@bilgisezgi dostum, kesin a sınıfı bir haberdir! Ya direk a, ya da ak. Yani a. k. iti şeklinde bir açıklık getirilebilir.
İşin aslına bakarsak eski reçineli ve kömür tozlu arıtmalarda atık sudan içilebilir su üretmek olanaksızdı. Bunlar sadece musluk suyunu yumuşatmak için kullanılabilir. Fakat nano teknoloji ile üretilen membran filtreler ile tam arıtma sağlanıyor. Öyle ki uzay istasyonunda güvenle kullanılıyor.

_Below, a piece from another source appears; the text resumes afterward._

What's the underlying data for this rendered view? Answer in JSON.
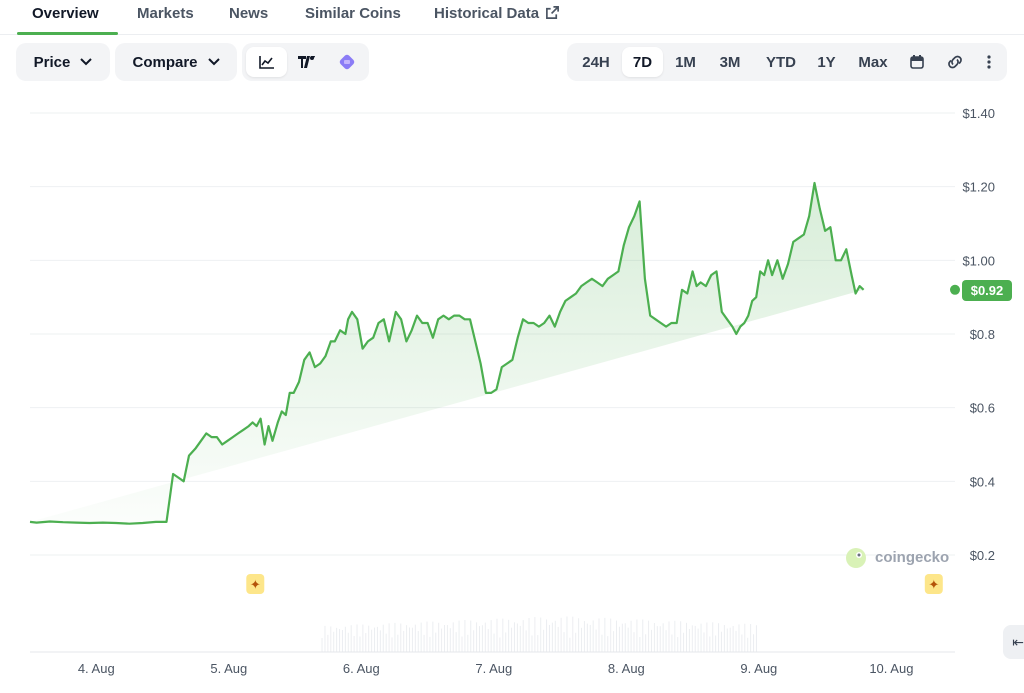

Aslında bir çok projem olduğu gibi bu konuda da bir projem var. Fakat bunları tek aklına getiren kişi olduğuma inanmıyorum. Bunları düşünen illa ki var ama uygulamaya koymak bambaşka bir şey. Neyse projem şu:
Deniz kıyılarına kurulacak güneş panelleri ile deniz suyunu elektroliz edip hidrojen ve oksijen üretmek. Sonra bu gazları bir gaz santraline gönderip elektrik enerjisi elde etmek ve çıkacak olan saf suyu böyle elde etmek. Santralde türbin kullanmak gerekmiyor, bu işi yapan yakıt hücreleri var.
Kurulum maliyeti yüksek. Alternatifi var: Bilgisayar kontrollü sürekli güneşe yönelen büyük aynalar kullanarak güneş ışığını odaklamak ve bir kazan üzerinde toplayıp kazandaki suyu buharlaştırmak. Buharı türbine verip böylece ara geçiş olmadan direk güneş enerjisini elektrik ve buhara çevirmek.
Bunun sakıncası kazanın kısa sürede tortu ile dolması ve arada bir temizlenmesinin gerekmesi. Bu tortu deniz suyu kullanılırsa çoğunlukla tuz veya diğer sularda diğer mineraller. Fakat kazan kullanılmadığı gece saatlerinde rahatlıkla temizlenir.
Aynalar güneye bakan bir yamaca sıralanırlarsa çok iyi sonuç alınır. Maliyet oldukça düşük. Tabii yüksek güç üretmek için kilometre karelere varan alana aynalar koymak gerekiyor. Aynaları basit bir bilgisayar sistemi kazana odaklar, bu karmaşık ve pahalı değil.